Selon les témoignages de rescapés recueillis à bord que MSF a systématisés, 84% des pas moins de 620 actes de violence rapportés ont eu lieu en Libye. 68% d’entre eux dans l’année précédant leur sauvetage. Un nombre important de ces actes ont eu lieu après avoir été interceptés par les garde-côtes libyens puis enfermés dans des centres de détention. Les survivants ont indiqué que les auteurs étaient des gardiens de centres de détention (34 %), des garde-côtes libyens (15 %), des militaires ou des policiers non étatiques (11 %) et des passeurs/trafiquants (10 %).

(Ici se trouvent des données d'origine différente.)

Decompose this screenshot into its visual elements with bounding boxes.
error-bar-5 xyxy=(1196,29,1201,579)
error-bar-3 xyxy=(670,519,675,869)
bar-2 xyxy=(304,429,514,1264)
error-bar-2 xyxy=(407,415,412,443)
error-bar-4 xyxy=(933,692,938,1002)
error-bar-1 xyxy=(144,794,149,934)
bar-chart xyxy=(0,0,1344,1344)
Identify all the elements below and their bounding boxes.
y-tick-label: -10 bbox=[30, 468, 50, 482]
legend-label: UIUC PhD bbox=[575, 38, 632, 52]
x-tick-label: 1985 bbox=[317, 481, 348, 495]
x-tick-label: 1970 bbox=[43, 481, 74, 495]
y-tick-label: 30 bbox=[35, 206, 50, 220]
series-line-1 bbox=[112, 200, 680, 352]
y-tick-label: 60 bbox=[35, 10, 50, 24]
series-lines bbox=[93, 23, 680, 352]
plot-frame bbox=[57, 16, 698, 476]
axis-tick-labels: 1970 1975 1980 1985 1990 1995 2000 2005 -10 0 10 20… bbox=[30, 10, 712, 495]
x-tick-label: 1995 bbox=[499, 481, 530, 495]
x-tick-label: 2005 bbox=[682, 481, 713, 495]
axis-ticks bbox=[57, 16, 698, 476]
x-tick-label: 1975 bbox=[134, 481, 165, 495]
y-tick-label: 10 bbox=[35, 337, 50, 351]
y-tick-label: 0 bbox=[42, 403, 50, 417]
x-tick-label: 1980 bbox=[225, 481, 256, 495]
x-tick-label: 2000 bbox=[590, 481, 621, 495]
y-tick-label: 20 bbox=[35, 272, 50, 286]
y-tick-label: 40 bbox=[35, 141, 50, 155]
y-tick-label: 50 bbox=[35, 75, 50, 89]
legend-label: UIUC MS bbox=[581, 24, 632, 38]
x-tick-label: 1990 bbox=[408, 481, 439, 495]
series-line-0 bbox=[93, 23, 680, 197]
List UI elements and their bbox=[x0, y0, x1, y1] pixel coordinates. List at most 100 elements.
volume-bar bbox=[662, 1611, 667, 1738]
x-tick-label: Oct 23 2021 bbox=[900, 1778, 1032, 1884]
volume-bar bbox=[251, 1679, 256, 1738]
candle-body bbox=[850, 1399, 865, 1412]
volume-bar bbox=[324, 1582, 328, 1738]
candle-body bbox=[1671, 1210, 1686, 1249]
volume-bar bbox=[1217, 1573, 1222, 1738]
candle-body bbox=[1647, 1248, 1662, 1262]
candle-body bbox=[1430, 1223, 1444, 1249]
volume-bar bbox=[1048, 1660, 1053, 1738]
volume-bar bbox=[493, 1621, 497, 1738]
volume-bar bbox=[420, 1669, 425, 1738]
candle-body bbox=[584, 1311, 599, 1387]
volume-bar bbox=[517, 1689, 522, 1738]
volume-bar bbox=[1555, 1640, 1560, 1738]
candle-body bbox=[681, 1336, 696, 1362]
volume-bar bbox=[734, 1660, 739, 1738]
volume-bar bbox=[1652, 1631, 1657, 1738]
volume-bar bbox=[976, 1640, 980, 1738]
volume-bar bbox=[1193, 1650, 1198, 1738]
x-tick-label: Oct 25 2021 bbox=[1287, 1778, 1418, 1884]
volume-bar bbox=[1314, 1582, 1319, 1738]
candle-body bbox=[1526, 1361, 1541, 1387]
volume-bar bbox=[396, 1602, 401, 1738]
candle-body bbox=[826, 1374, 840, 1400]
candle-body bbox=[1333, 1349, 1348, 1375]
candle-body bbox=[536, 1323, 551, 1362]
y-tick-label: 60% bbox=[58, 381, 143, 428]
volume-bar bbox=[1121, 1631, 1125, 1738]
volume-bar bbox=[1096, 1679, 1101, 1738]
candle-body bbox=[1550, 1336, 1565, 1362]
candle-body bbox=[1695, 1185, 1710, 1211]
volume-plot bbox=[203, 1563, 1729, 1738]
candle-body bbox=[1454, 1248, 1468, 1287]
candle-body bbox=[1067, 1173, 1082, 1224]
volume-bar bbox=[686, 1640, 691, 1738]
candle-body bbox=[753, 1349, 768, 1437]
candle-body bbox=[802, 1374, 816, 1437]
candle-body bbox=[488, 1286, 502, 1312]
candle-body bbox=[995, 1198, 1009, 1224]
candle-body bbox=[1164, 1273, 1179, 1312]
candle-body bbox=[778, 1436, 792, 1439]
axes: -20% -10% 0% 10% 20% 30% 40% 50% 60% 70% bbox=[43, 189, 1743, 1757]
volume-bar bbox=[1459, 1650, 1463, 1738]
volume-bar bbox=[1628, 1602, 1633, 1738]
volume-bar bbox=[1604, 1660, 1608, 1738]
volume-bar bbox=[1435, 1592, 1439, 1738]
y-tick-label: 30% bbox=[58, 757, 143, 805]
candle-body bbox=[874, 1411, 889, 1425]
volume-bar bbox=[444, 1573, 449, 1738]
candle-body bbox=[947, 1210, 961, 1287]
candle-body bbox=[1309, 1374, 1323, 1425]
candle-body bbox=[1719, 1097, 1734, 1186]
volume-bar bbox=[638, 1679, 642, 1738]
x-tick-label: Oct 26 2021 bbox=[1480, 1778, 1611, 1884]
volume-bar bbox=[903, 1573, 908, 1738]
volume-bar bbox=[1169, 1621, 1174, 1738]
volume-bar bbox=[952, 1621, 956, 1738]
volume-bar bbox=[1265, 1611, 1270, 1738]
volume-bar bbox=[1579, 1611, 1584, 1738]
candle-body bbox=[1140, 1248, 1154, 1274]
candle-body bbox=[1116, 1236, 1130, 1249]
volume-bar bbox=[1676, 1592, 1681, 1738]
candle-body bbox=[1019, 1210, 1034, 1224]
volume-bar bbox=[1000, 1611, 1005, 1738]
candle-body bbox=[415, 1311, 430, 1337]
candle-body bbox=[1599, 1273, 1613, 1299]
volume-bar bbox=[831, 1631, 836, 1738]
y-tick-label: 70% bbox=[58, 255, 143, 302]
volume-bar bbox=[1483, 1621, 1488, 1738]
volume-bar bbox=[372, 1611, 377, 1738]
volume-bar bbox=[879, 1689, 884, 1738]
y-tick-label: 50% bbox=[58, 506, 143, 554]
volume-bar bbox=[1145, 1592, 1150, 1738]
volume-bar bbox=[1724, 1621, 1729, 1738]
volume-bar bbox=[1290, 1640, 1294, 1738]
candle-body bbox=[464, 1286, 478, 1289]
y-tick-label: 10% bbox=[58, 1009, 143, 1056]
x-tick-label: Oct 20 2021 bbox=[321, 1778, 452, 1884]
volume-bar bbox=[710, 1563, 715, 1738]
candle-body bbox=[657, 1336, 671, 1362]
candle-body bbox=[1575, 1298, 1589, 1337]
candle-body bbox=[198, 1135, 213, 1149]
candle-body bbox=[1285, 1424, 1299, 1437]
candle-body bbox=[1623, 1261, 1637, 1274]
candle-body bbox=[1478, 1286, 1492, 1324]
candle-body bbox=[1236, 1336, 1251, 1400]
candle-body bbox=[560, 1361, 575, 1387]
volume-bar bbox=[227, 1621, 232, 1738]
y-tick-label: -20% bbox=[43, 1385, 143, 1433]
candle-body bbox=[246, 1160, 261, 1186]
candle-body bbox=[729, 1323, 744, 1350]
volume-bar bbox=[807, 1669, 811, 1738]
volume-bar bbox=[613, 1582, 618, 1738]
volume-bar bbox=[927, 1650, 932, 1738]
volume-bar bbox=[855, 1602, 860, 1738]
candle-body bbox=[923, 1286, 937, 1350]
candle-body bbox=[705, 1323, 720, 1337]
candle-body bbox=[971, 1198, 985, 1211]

« Les conséquences sanitaires les plus fréquentes des actes de violence enregistrés étaient liées aux traumatismes contondants, aux brûlures, aux fractures, aux traumatismes crâniens, aux blessures liées à la violence sexuelle et aux troubles de santé mentale. D’autres incluent les handicaps physiques à long terme, la grossesse, la malnutrition et la douleur chronique », explique Stephanie Hofstetter, chef de l’équipe médicale MSF à Geo Barents.

Selon MSF, leurs demandes d’un port sûr pour débarquer les survivants ont été systématiquement refusées ou ignorées par les autorités maltaises ; tandis que les demandes aux autorités italiennes ont été de plus en plus retardées. « Les blocages et les retards en mer empêchent non seulement un accès rapide à une évaluation complète des besoins médicaux et de protection, mais prolongent également les souffrances des survivants », disent-ils.